Given that linear regression or polynomial regression can be represented as:
$\textbf{w} = (X^{T}X)^{-1}X^{T}Y$
It is standard practice in machine learning to scale each column in their training sets by the maximum value in that column, forcing each column j to have values $ -1 \leq x_{j} \leq 1 $. I am having trouble figuring out how this effect translates in to the weight vector.
Lets say if we scaled everything by a constant term $c$. Then we are left with the following:
$\textbf{w} = \frac{1}{c}(X^{T}X)^{-1}X^{T}Y$
This effectively cancels out when we actually try to predict an output for a given scaled input. But how does this work out when each column is multiplied by a different scalar? Is there a certain bound it places on the weights as a result?
Exactly the same idea.
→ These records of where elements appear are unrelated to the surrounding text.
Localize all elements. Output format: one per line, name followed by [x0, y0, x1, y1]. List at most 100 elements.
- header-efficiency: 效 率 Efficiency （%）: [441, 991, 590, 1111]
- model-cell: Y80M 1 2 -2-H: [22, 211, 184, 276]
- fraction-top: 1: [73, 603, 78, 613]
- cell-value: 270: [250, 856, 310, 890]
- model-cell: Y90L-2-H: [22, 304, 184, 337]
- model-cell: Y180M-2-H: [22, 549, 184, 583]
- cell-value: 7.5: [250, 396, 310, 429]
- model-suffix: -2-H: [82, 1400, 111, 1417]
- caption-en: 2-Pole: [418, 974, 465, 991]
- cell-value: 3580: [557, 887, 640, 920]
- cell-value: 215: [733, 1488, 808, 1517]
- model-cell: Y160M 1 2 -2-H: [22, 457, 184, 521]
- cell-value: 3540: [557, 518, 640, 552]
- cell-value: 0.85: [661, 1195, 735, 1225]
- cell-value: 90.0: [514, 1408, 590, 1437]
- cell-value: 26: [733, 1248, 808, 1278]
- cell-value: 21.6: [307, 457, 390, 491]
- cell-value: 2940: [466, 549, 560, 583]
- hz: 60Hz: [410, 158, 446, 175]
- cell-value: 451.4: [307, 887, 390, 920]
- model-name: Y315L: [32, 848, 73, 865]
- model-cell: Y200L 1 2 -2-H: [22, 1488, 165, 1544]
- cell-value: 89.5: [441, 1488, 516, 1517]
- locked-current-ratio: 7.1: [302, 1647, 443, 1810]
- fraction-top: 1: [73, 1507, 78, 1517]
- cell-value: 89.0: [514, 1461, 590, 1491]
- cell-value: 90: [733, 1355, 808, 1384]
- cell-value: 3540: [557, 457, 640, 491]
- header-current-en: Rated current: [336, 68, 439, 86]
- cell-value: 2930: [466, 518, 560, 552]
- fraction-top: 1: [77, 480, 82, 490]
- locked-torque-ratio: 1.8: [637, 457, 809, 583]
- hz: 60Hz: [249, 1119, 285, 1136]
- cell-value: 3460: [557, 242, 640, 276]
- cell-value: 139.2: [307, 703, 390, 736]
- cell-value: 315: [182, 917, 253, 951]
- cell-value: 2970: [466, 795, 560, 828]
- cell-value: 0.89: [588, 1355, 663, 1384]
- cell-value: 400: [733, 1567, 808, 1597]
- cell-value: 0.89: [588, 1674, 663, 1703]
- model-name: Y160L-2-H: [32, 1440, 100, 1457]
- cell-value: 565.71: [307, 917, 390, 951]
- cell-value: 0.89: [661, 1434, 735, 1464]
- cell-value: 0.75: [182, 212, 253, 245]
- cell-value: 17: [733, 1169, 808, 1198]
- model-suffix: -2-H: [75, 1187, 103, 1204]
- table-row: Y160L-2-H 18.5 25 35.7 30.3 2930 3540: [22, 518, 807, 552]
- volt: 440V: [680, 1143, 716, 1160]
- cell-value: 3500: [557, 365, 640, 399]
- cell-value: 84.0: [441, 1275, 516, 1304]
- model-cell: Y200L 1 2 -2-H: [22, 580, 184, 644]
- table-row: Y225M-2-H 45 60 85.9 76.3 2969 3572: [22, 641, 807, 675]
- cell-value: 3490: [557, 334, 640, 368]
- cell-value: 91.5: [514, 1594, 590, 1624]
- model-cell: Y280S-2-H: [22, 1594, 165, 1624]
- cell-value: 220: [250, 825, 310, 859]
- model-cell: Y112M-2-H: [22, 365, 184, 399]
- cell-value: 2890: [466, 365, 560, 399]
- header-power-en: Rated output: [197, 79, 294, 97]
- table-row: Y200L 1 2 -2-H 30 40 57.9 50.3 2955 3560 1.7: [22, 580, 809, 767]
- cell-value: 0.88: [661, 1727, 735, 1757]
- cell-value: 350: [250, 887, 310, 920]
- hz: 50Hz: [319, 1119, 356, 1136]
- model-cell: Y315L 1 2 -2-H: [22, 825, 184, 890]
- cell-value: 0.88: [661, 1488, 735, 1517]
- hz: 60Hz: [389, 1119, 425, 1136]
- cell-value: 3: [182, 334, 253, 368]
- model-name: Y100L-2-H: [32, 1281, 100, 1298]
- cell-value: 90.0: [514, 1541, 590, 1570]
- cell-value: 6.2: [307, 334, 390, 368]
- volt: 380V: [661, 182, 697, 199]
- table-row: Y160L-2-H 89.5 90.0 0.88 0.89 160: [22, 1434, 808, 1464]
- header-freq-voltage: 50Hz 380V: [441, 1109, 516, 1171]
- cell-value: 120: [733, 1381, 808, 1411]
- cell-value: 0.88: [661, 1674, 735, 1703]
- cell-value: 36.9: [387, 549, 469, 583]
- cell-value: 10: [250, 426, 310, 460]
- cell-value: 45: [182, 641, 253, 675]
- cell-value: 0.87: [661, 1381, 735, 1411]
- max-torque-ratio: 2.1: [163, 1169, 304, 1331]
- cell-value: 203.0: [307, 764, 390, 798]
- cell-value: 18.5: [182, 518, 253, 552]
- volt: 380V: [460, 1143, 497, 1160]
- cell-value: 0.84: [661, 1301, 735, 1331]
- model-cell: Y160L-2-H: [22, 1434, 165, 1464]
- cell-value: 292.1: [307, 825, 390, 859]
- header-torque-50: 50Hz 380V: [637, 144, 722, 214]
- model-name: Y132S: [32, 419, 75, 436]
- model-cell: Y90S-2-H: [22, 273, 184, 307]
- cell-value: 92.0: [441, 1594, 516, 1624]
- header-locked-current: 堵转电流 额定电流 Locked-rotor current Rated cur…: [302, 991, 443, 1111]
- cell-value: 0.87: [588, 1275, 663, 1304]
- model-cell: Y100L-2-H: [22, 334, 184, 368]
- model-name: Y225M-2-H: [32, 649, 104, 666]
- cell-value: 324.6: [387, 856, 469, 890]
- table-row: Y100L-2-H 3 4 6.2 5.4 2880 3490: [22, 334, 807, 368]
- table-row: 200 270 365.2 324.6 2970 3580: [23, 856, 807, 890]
Heres another way to look at it.
Lets write out the regression equation:
$Y=\alpha + \beta_1x_1 + \beta_2x_2 +\epsilon$
Let $c_1,c_2$ be the scaling of $x_1$ and $x_2$, respectively. The regression equation can then be re-written as:
$Y=\alpha + (\beta_1c_1)\frac{x_1}{c_1} + (\beta_2c_2)\frac{x_2}{c_2} +\epsilon$
Thus, scaling your variables will result in a corresponding change on each of your regression coefficients.